UPDATE, June 17, 6 p.m.
I forgot that I had written about ospreys and their hunting
techniques in this blog in
August of 2011.
In an osprey nest monitored with live video by the Washington Department of Fish and Wildlife, it appears that all three eggs have hatched into baby osprey.
The video at right was recorded from the live WDFW Ospreycam and posted on YouTube Saturday by someone called AccSpec, who says the nest is located near Gig Harbor.
Opreys eat fish almost exclusively, which is why they nest near water. Adults typically hover over the water before they drop like a rock and dive feet first, grabbing fish with their sharp talons. The young will begin exercising their wings before they take their first flights and learn to fish.
OTHER LIVE OSPREYCAMS
Hog Island ospreycam is managed by Audubon on Hog Island near Bremen, Maine. These ospreys laid their eggs about the end of April.

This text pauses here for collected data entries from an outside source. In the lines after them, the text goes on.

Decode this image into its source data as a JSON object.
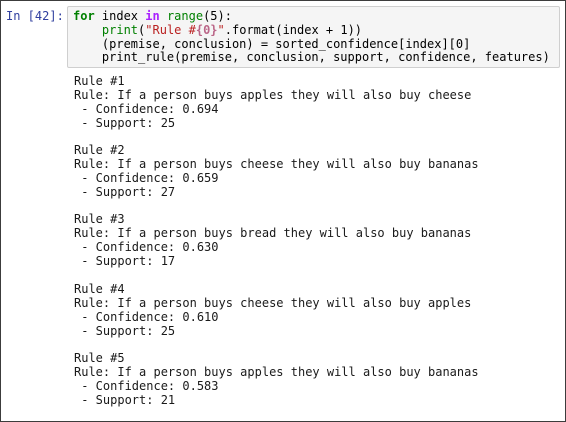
{
  "cell": {
    "prompt": "In [42]:"
  },
  "code": {
    "line1": {
      "kw_for": "for",
      "var": " index ",
      "kw_in": "in",
      "sp": " ",
      "fn_range": "range",
      "args": "(5):"
    },
    "line2": {
      "indent": "    ",
      "fn_print": "print",
      "open": "(",
      "str_a": "\"Rule #",
      "str_interp": "{0}",
      "str_b": "\"",
      "rest": ".format(index + 1))"
    },
    "line3": "    (premise, conclusion) = sorted_confidence[index][0]",
    "line4": "    print_rule(premise, conclusion, support, confidence, features)"
  },
  "output": {
    "rules": [
      {
        "title": "Rule #1",
        "text": "Rule: If a person buys apples they will also buy cheese",
        "confidence": " - Confidence: 0.694",
        "support": " - Support: 25"
      },
      {
        "title": "Rule #2",
        "text": "Rule: If a person buys cheese they will also buy bananas",
        "confidence": " - Confidence: 0.659",
        "support": " - Support: 27"
      },
      {
        "title": "Rule #3",
        "text": "Rule: If a person buys bread they will also buy bananas",
        "confidence": " - Confidence: 0.630",
        "support": " - Support: 17"
      },
      {
        "title": "Rule #4",
        "text": "Rule: If a person buys cheese they will also buy apples",
        "confidence": " - Confidence: 0.610",
        "support": " - Support: 25"
      },
      {
        "title": "Rule #5",
        "text": "Rule: If a person buys apples they will also buy bananas",
        "confidence": " - Confidence: 0.583",
        "support": " - Support: 21"
      }
    ]
  }
}
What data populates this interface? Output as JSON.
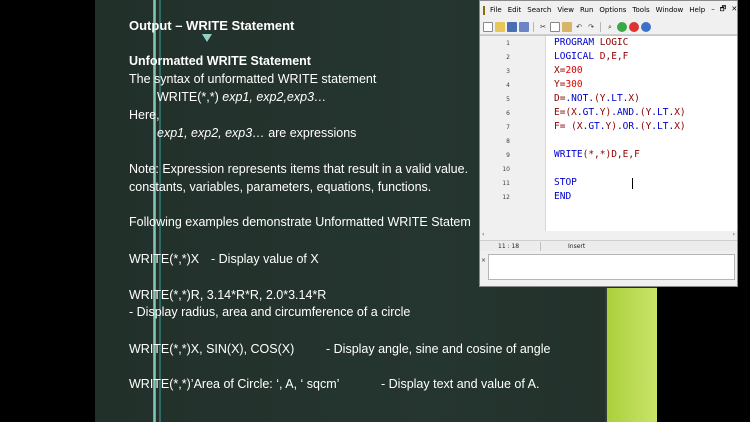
{
  "slide": {
    "title": "Output – WRITE Statement",
    "heading": "Unformatted WRITE Statement",
    "syntax_intro": "The syntax of unformatted WRITE statement",
    "syntax_call": "WRITE(*,*) ",
    "syntax_args": "exp1, exp2,exp3…",
    "here": "Here,",
    "exp_list": "exp1, exp2, exp3…",
    "exp_desc": "  are expressions",
    "note_1": "Note: Expression represents items that result in a valid value.",
    "note_2": "constants, variables, parameters, equations, functions.",
    "examples_intro": "Following examples demonstrate Unformatted WRITE Statem",
    "ex1_code": "WRITE(*,*)X",
    "ex1_desc": "- Display value of X",
    "ex2_code": "WRITE(*,*)R, 3.14*R*R, 2.0*3.14*R",
    "ex2_desc": "- Display radius, area and circumference of a circle",
    "ex3_code": "WRITE(*,*)X, SIN(X), COS(X)",
    "ex3_desc": "- Display angle, sine and cosine of angle",
    "ex4_code": "WRITE(*,*)’Area of Circle: ‘, A, ‘ sqcm’",
    "ex4_desc": "- Display text and value of A."
  },
  "editor": {
    "menu": [
      "File",
      "Edit",
      "Search",
      "View",
      "Run",
      "Options",
      "Tools",
      "Window",
      "Help"
    ],
    "window_controls": [
      "–",
      "🗗",
      "✕"
    ],
    "toolbar_icons": [
      "new-file-icon",
      "open-icon",
      "save-icon",
      "save-all-icon",
      "cut-icon",
      "copy-icon",
      "paste-icon",
      "undo-icon",
      "redo-icon",
      "find-icon",
      "run-icon",
      "stop-icon",
      "compile-icon"
    ],
    "line_numbers": [
      "1",
      "2",
      "3",
      "4",
      "5",
      "6",
      "7",
      "8",
      "9",
      "10",
      "11",
      "12"
    ],
    "lines": [
      {
        "a": "PROGRAM LOGIC"
      },
      {
        "a": "LOGICAL D,E,F"
      },
      {
        "a": "X=",
        "n": "200"
      },
      {
        "a": "Y=",
        "n": "300"
      },
      {
        "a": "D=.NOT.(Y.LT.X)"
      },
      {
        "a": "E=(X.GT.Y).AND.(Y.LT.X)"
      },
      {
        "a": "F= (X.GT.Y).OR.(Y.LT.X)"
      },
      {
        "a": ""
      },
      {
        "a": "WRITE(*,*)D,E,F"
      },
      {
        "a": ""
      },
      {
        "a": "STOP"
      },
      {
        "a": "END"
      }
    ],
    "status_position": "11 : 18",
    "status_mode": "Insert",
    "scroll_left": "‹",
    "scroll_right": "›",
    "output_marker": "×"
  },
  "colors": {
    "keyword": "#0000cc",
    "number": "#dd0000",
    "slide_bg": "#25352f",
    "accent_green": "#b5d94a"
  }
}
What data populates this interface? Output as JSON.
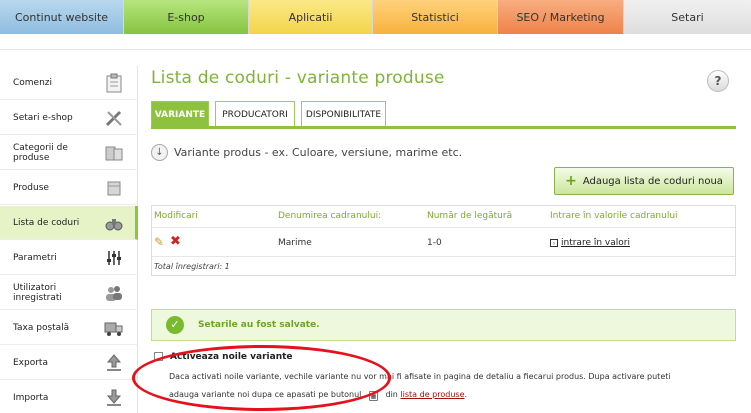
{
  "topnav": [
    {
      "label": "Continut website"
    },
    {
      "label": "E-shop"
    },
    {
      "label": "Aplicatii"
    },
    {
      "label": "Statistici"
    },
    {
      "label": "SEO / Marketing"
    },
    {
      "label": "Setari"
    }
  ],
  "sidebar": {
    "items": [
      {
        "label": "Comenzi",
        "icon": "clipboard-icon"
      },
      {
        "label": "Setari e-shop",
        "icon": "tools-icon"
      },
      {
        "label": "Categorii de produse",
        "icon": "boxes-icon"
      },
      {
        "label": "Produse",
        "icon": "box-icon"
      },
      {
        "label": "Lista de coduri",
        "icon": "binoculars-icon"
      },
      {
        "label": "Parametri",
        "icon": "sliders-icon"
      },
      {
        "label": "Utilizatori inregistrati",
        "icon": "users-icon"
      },
      {
        "label": "Taxa poștală",
        "icon": "truck-icon"
      },
      {
        "label": "Exporta",
        "icon": "upload-icon"
      },
      {
        "label": "Importa",
        "icon": "download-icon"
      }
    ]
  },
  "page": {
    "title": "Lista de coduri - variante produse",
    "help": "?"
  },
  "tabs": [
    {
      "label": "VARIANTE"
    },
    {
      "label": "PRODUCATORI"
    },
    {
      "label": "DISPONIBILITATE"
    }
  ],
  "subheading": "Variante produs - ex. Culoare, versiune, marime etc.",
  "add_button": "Adauga lista de coduri noua",
  "table": {
    "headers": [
      "Modificari",
      "Denumirea cadranului:",
      "Număr de legătură",
      "Intrare în valorile cadranului"
    ],
    "rows": [
      {
        "name": "Marime",
        "number": "1-0",
        "link": "intrare în valori"
      }
    ],
    "total": "Total înregistrari: 1"
  },
  "success_message": "Setarile au fost salvate.",
  "option": {
    "label": "Activeaza noile variante",
    "checked": false,
    "desc_line1": "Daca activati noile variante, vechile variante nu vor mai fi afisate in pagina de detaliu a fiecarui produs. Dupa activare puteti",
    "desc_line2_prefix": "adauga variante noi dupa ce apasati pe butonul",
    "desc_line2_mid": "din",
    "desc_link": "lista de produse",
    "desc_line2_suffix": "."
  }
}
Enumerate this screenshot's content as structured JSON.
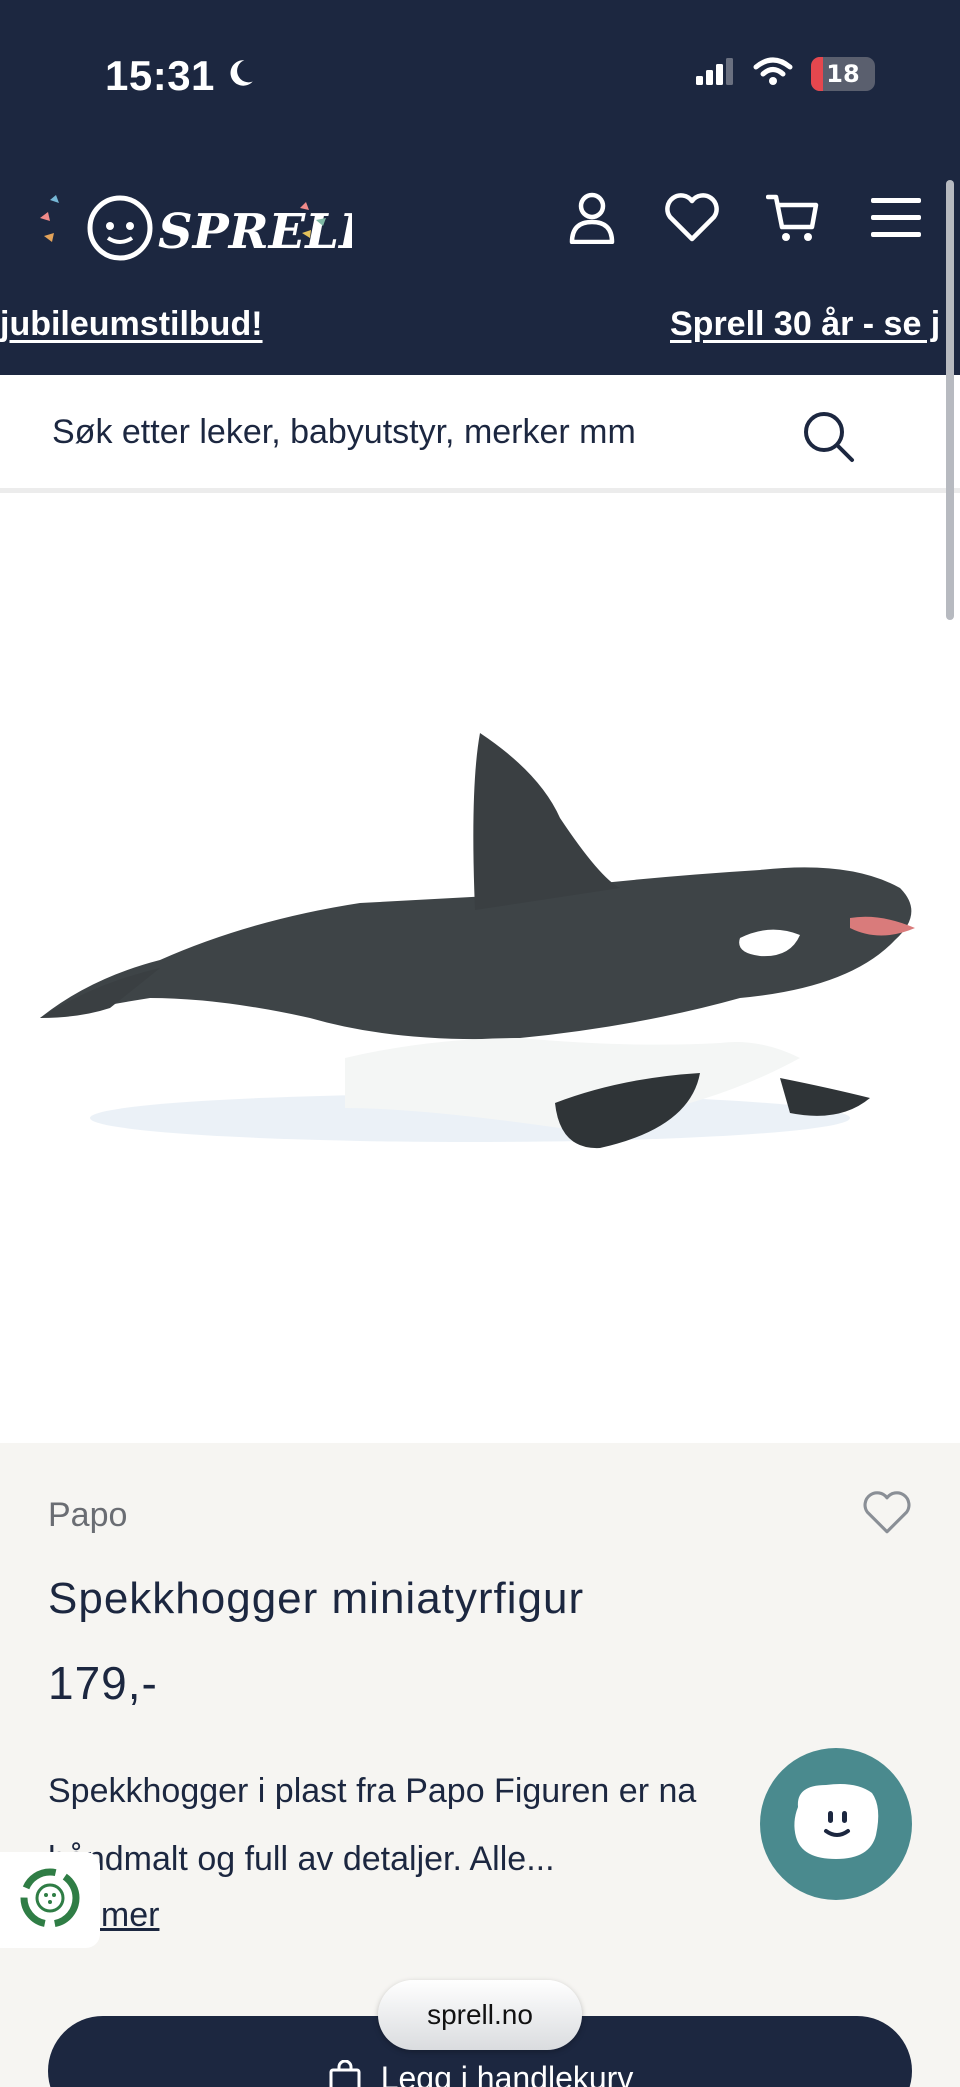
{
  "status_bar": {
    "time": "15:31",
    "battery": "18",
    "battery_level": 0.18
  },
  "header": {
    "logo_text": "SPRELL"
  },
  "marquee": {
    "left_text": "jubileumstilbud!",
    "right_text": "Sprell 30 år - se j"
  },
  "search": {
    "placeholder": "Søk etter leker, babyutstyr, merker mm"
  },
  "product": {
    "brand": "Papo",
    "title": "Spekkhogger miniatyrfigur",
    "price": "179,-",
    "description_lines": [
      "Spekkhogger i plast fra Papo Figuren er na",
      "håndmalt og full av detaljer. Alle..."
    ],
    "read_more": "; mer"
  },
  "cart_button": {
    "label": "Legg i handlekurv"
  },
  "browser": {
    "url": "sprell.no"
  },
  "colors": {
    "navy": "#1c2740",
    "teal": "#4a8a8e",
    "battery_red": "#e5474e"
  },
  "icons": {
    "status": [
      "moon-icon",
      "signal-icon",
      "wifi-icon",
      "battery-icon"
    ],
    "header": [
      "account-icon",
      "heart-icon",
      "cart-icon",
      "menu-icon"
    ],
    "other": [
      "search-icon",
      "favorite-heart-icon",
      "recycle-icon",
      "chat-face-icon",
      "shopping-bag-icon"
    ]
  }
}
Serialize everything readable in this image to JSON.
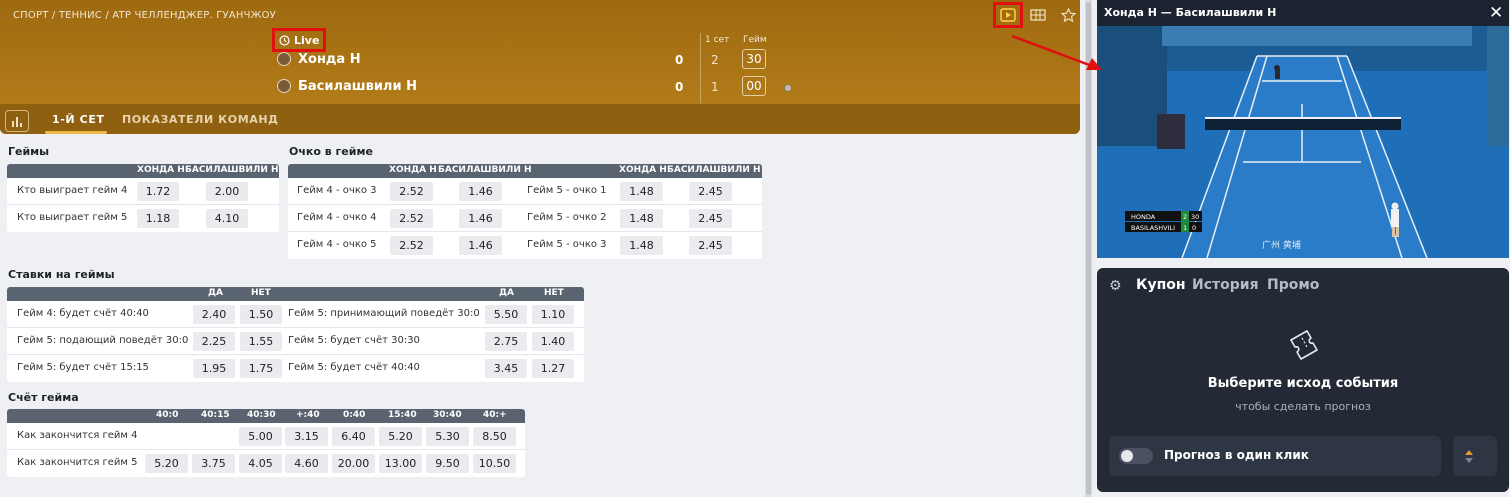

Cape Cod ospreycam monitors a nest at the Cape Cod Museum of Natural History in Brewster, Mass.
Hellgate Canyon ospreycam is located at Riverside Health Care Center in Missoula, Mont.
OTHER WILDLIFE CAMS
Pintail duck wildlife cam in the Prairie Pothole Region near Egeland, N.D. The eggs were laid May 16 and should hatch at any time, but long-term prospects for the ducklings are not good. Previous research in the area has shown that the likelihood of surviving predators and other threats is about 5 percent.
Atlantic Puffin cam at Seal Island National Wildlife Refuge in Maine.
Elephant seal cam located between San Simeon and the Piedras Blancas Light Station on the Pacific Coast of California. The webcam is a joint project of Friends of the Elephant Seal and California State Parks.
Salmoncam shows salmon returning to Issaquah Hatchery, operated by WDFW. The camera in the holding pool shows a still photo that refreshes every 10 seconds.